The fashion industry consumes so much water each year that it could meet the needs of five million people. In a world where 2 % of the population do not have clean water, this is a significant achievement.
In addition, the sector is heavily reliant on synthetic materials, which release plastic particles into the oceans, wreaking havoc on an already fragile marine ecosystem.
With terms of carbon emissions, the sector is responsible for 10% of global emissions, which might increase by 50% by 2030 if current trends continue.
Fast fashion, a rapidly expanding segment of the fashion business, is based on a rampant consumerism model in which a person uploads an ensemble on social media but then has to go out and buy a new one for their next upload.
As a result, their clothes are created and purchased at a low cost, and they eventually wind up in landfill sites.
Many of these garments are burned, releasing significant volumes of harmful chemicals and pollutants into the atmosphere.
Despite these figures, clothing utilization is anticipated to grow from 62 million tonnes in 2019 to 102 million tonnes in the next ten years. These are environmental effects that clearly harm human health.
Some brands have moved to more sustainable means of creating, packing, and transporting clothes in order to address the industry’s rising difficulties.
For example, technological advancements have enabled businesses to employ recyclable fibers that are free of the pollutants found in other materials. This also uses a lot less water than the traditional cotton material.
Luxury fashion houses such as Louis Vuitton, however, go through a seriously involved process to attain their status, and consequently, they have their own influence on fashion trends.

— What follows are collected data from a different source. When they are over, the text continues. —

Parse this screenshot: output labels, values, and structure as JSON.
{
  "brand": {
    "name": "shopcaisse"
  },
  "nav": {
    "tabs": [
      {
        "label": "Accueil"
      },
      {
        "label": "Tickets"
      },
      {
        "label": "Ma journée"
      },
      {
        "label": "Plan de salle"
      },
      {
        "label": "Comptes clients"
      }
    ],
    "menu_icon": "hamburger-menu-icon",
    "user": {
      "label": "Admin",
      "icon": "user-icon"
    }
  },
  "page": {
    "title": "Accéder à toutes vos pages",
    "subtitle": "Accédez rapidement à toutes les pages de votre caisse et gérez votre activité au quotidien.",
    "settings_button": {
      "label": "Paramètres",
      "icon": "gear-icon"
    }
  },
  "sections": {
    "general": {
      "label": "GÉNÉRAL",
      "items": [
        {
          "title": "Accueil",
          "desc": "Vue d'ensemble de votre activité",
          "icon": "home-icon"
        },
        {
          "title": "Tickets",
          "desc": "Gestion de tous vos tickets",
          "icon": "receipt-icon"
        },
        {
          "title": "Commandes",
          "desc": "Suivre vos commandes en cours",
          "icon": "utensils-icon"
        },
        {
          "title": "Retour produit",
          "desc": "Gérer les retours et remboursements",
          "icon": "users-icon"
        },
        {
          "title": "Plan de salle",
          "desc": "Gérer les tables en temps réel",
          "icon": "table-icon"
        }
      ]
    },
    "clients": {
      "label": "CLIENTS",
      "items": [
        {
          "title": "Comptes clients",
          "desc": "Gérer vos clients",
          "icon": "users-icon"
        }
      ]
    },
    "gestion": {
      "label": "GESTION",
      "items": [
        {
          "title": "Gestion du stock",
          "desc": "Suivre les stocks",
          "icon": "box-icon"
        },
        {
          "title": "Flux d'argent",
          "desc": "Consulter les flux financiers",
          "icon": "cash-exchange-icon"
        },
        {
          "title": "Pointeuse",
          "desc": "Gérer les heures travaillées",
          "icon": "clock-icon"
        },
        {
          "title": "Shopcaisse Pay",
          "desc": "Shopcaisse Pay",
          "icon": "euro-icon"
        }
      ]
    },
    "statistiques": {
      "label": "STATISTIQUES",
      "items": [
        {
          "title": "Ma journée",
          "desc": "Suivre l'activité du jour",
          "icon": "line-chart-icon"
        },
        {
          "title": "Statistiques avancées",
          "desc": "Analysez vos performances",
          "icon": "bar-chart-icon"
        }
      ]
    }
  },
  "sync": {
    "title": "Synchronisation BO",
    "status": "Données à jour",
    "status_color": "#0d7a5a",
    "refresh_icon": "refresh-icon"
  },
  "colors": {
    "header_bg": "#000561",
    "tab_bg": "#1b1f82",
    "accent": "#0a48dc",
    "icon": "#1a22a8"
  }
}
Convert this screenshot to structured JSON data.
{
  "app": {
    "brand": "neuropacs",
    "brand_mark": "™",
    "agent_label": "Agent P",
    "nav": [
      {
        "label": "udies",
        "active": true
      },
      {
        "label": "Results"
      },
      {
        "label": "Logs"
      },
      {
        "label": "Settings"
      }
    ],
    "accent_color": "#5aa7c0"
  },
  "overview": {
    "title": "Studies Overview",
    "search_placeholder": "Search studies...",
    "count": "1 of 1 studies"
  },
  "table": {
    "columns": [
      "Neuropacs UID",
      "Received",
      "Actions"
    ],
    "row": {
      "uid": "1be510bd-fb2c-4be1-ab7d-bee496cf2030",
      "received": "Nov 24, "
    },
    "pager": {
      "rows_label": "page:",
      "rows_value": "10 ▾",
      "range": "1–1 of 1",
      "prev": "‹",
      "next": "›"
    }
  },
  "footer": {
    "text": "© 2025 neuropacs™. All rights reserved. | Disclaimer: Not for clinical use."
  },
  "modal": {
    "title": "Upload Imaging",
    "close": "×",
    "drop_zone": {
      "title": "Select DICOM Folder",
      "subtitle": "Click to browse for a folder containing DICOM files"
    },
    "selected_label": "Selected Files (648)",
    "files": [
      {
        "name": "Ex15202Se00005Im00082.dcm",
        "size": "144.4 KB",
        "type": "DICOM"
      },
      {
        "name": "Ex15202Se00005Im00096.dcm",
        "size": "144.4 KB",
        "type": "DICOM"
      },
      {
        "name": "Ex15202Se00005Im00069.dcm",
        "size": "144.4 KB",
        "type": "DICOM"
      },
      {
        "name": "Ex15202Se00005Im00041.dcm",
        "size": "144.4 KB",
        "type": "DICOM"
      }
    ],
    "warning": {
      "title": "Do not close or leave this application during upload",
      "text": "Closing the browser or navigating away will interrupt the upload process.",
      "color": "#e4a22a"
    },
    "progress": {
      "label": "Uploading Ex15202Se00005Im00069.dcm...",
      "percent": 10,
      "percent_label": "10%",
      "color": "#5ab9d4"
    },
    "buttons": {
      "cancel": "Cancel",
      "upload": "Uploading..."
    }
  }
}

Luxury brands first need to set up themselves in opposition to other luxury brands that have already set a name for themselves, eventually facing competition with them and attaining some sort of validation as a competitor.
Is Louis Vuitton sustainable fashion?
In the fall of 2021, Louis Vuitton announced achievements on its environmental targets.
According to the brand, so far they reuse and recycle about 93% of all materials from their fashion shows and windows. 69% of the energy used to power thier warehouses and factories is renewable.
They also state that 52% of their raw materials have been certified as sustainable while one-third of their leather goods, shoes and perfumes use an ecologically friendly design.
32% of LV’s worldwide stores use LED lighting completely. LV’s goal is to reach 100% on all these measures by 2025.
You can read more here: Louis Vuitton – Sustainability
Is LV cruelty-free?
Although Louis Vuitton claims not to partake in animal cruelty, it does conduct business with companies that do.
When asked about LV’s attitude on the treatment of animals used for their skins, the CEO stated that all creatures in use for their products are raised in a humane manner.
PETA, on the other hand, has done multiple exposés demonstrating that this is not the case.
Peta released an undercover video in 2020 about a crocodile farm in Vietnam that supplies crocodile skin to a number of firms, including LVMH.
The living conditions were appalling; one farm had crocodiles imprisoned in filthy cement encasements so small they couldn’t fit laterally.
They had been kept in those cages for more than a year with hardly any activity and terrible living conditions.
Another farm kept dozens of crocodiles in close quarters, subjecting them to aggressiveness and disease as a result of the unsanitary environment.
Does Louis Vuitton use animal skin?
Yes, Louis Vuitton makes use of animal skins. Leather and crocodile skin is used extensively throughout most Louis Vuitton items. These are used in a wide range of their items, from purses to shoes to belts.
Despite having a minimal statutory policy to preserve animal welfare, LV still utilises fur, down, leather, wool, imported animal skin, and imported animal hair.
Because of this, Louis Vuitton is rated at Very Poor for animal safety.
This level of casual disrespect for the welfare of these living creatures with whom we share our habitat is archaic, and with so many vegan fabric developments in the market, it is unnecessary.
How does Louis Vuitton affect the environment?
While it has confirmed a set of targets for lessening greenhouse gas emissions from its own production lines, there is very less evidence that Louis Vuitton is on track to achieve those goals.
There is no authentication that it lessens its textile litter, and it only uses very few ecologically favourable materials.
Louis Vuitton follows its own Restricted Substances List and has removed specific toxic substances from its supply chain, but it hasn’t established a deadline for eliminating all hazardous compounds.
Louis Vuitton, like many other luxury apparel firms, burns extra stock that is not sold on a regular basis, contributing even more to the harmful fashion industry, which prioritises specialty over environment throughout every step.
Vuitton has adopted an environmental game plan that is altering fashion standards as part of a deliberate, mission-based endeavour.
Currently spread over footwear and purse lines, Louis Vuitton is working towards 100% environmental friendly designs by 2025 across all product categories.
However, this is not enough. LV may not be a fashion brand but it is currently not doing any favours to the environment. There is a need to do more to achieve sustainability.